One of Mr. Palmer’s weirdest traits was that he refused to appear in any school photos and I remember him telling a few of us – in response to his non-appearance – that he believed that having one’s photo taken took away a part of one’s soul. Interestingly, the notion that the soul could be subdivided is a major theme in Harry Potter, since the whole premise of the books is that the antagonist, Voldemort, has defied death by splitting up his soul and, having stored all the bits in various places is now trying to collect them all up again to reunite them in a new host body. I love the Harry Potter books, by the way.
Anyhow, back to Mr. Palmer and his belief that that having one’s photo taken took away a part of one’s soul.
I remember actually thinking rather deeply about this idea at the time. It is certainly an interesting one, and more widespread an idea than one might imagine to be the case. In the end I couldn’t really agree with the concept, but it made me more aware than I had been about the idea of dualism – a key part of philosophical theology – which puts forward the view that the created world is separate and distinct from the Kingdom of God and, in its most basic form says that the material realm is evil, and in continual opposition to the spiritual realm of God.
This might sound like rather arcane theological banter, the kind of stuff that seminarians enjoy throwing around, but it is crucially important.
There is a tradition of Christian thought – again, very widespread – that says that we, as Christians, should be in the world, but not of the world. I would like to place it on the record that I couldn’t agree less with this point of view.
I, rather, would want to suggest that the created world is infinitely precious to God, and of great value, and capable of great goodness. When we know that we are made in God’s image and likeness, this means not only in spirit but in flesh, as well. God himself came to this world in flesh – he took our human form, our human nature. He was one of us, with all that it means to be human – with all of its frailties, and temptations and messiness.
Yes, being flesh and blood – as we are – is messy, and difficult and at times painful and even agonizing. And God chose to take on this nature and go through all of that messiness and pain and agony alongside us, and for us. It means that God is not just over us and above us as King, but alongside us and walking with us as our sibling.

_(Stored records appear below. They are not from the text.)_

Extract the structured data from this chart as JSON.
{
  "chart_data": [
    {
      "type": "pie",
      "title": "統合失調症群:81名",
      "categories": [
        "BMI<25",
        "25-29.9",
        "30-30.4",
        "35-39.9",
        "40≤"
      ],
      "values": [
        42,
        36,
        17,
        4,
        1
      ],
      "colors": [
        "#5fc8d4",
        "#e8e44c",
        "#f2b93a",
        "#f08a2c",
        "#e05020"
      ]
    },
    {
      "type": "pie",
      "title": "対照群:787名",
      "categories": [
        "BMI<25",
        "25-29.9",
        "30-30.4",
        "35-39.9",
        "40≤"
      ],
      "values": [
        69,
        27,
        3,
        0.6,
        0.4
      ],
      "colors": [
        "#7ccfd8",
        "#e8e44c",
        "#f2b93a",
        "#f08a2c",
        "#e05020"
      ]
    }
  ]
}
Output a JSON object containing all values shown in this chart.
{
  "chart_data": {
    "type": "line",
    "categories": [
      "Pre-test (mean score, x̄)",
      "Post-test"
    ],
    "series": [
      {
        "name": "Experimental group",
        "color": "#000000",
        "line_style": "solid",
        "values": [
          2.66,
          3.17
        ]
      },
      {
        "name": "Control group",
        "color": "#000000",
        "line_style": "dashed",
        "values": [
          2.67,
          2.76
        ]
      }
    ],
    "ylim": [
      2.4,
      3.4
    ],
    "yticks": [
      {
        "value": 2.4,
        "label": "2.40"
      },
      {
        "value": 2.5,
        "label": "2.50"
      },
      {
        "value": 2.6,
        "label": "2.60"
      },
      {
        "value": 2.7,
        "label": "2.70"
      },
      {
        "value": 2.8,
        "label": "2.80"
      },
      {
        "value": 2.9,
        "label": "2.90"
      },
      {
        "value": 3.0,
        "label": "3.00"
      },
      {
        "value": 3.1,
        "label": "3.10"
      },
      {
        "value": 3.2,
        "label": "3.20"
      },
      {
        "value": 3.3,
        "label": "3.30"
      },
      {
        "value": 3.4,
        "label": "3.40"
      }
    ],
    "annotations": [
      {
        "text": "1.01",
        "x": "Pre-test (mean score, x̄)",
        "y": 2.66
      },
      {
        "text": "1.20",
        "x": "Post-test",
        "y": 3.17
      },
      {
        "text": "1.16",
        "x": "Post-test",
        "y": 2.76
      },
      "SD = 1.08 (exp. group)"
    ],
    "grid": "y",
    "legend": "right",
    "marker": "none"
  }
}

This is why when Jesus was resurrected from the dead – when he rose from the grave and tore open the clutches of death – it was vital that he did so in fully human form. To be resurrected in fully human form says something really powerful about the importance of the created world – it says that it is important, and valuable and that our flesh and blood is cherished by God and worth caring about.
And this is why Jesus goes to such lengths in our Gospel reading today to make the point that he is resurrected in both soul and body. That’s why, in last week’s gospel reading he invites the apostle Thomas to poke his finger in his torn torso, and in today’s gospel reading says to the apostles, “yes, guys, it’s really me – I’m not just an apparition, a figment of your imagination, a ghost – it’s really, really me – human Jesus, the guy you knew who hung out with you and ate dinner with you and had cocktails with the tax collectors and feared for his very life in the Garden of Gethsemane". I paraphrase somewhat. And this is why Jesus goes to such lengths to have a piece of broiled fish, and to eat – because he’s human, and humans need to eat, unlike specters and apparitions.
When Jesus rose from the dead, he reclaimed from the power of death and hell not only our spiritual souls, but our earthly bodies, too. Because both our souls and our bodies are from God, and of God, and capable of good, and something to be valued and treasured.
The phrase ‘My body is a temple’ has been hijacked by cheesy yoga advertising and organic digestive cleansing programs. Let’s take back that phrase as something much more than that ephemeral stuff – let’s see both our bodies and our souls as holy places created by God, and conduits of goodness.
In the end, then, the reason that I couldn’t agree with Mr. Palmer’s view about photographs and his idea that they erode the soul is that our souls are given to us by God whole and perfect and nothing can change that. They are the gift from God that, when all is said and done, make us who we are. Our bodies are imperfect and they decline and they perish, but the soul endures for ever, consistent, enduring, and a gift from God. And even though I ended up not agreeing with Mr. Palmer, the fact that he was thinking deeply about his spiritual well-being did leave an impression on me. I think we could all learn to think more deeply about our spiritual health, just as we think deeply about our mental health and our physical health.